@schlawag ... und in dieser Uni (Moment, du hast nachträglich noch deinen Text redigiert...) klingt das auch noch nach Wissenschaftstheorie und Interparadigmen-Diskursen, von denen nicht mal 90% meiner Studenten was hören wollten (weil sie meist Ihr Wohlfühlparadigma schon hatten)... die künftigen Sozialwissenschaftler kamen aus den anderen 10%, nicht weil sie gelernt haben "unnötig kompliziert und schwammig" zu reden und zu denken, sondern das genaue Gegenteil: die gegebene Komplexität/ Ambiguität nicht vorschnell abzukürzen, sondern durch exakte abstrakte Sprache und Modellbildung zu erfassen.

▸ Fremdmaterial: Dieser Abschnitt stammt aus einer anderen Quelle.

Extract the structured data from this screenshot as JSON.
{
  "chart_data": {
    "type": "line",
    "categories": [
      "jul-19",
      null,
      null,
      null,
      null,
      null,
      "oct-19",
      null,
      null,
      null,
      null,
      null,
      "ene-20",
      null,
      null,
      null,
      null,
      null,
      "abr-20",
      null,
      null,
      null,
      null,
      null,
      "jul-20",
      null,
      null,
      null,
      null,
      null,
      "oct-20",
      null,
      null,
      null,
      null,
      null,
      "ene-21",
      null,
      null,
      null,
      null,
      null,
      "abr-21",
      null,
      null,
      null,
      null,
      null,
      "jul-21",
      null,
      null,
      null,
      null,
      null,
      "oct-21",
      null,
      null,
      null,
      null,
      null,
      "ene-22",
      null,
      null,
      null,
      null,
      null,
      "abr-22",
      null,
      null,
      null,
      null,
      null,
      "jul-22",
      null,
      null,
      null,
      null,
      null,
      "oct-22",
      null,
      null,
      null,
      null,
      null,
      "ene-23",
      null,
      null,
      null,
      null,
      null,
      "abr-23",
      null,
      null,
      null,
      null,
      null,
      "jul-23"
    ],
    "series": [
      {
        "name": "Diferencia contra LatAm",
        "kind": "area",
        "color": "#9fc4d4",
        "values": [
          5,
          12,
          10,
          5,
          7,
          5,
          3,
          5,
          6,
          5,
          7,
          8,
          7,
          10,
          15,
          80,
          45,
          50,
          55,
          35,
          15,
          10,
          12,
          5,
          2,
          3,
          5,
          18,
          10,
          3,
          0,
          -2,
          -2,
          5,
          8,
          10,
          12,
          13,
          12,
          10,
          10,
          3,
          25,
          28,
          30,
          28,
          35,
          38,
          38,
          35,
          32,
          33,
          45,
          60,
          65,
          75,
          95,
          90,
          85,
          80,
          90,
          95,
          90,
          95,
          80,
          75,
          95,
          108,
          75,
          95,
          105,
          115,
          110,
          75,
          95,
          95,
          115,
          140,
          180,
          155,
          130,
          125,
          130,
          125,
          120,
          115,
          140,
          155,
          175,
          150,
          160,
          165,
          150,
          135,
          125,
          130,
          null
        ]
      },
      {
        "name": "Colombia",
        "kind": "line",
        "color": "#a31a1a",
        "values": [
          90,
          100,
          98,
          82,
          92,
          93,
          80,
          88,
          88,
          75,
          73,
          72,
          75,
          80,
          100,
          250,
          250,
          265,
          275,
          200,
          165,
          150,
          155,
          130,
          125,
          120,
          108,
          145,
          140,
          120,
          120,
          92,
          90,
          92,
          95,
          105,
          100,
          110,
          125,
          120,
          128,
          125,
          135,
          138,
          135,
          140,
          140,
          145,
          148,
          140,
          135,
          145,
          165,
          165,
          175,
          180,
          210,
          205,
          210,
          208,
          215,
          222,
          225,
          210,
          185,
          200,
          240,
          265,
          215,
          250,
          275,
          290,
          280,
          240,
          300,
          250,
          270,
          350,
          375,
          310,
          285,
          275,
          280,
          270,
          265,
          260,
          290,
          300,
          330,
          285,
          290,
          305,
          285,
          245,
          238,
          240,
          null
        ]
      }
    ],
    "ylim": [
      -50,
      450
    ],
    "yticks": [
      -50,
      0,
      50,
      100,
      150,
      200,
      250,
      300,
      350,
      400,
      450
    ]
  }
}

Die Slyway-Studie ist ein solides Stück empirisch-wissens-schöpfender Arbeit, die sich konstruktiv auswerten, kritisieren und erweitern lässt, wozu mir gerade die Zeit fehlt, weil die Mittagspause nur für Günthers "Studie" reicht
. Aber versteh ich das richtig, dass die Daten alle auf einem einzigen (nicht-zufälligen) Probanden basieren?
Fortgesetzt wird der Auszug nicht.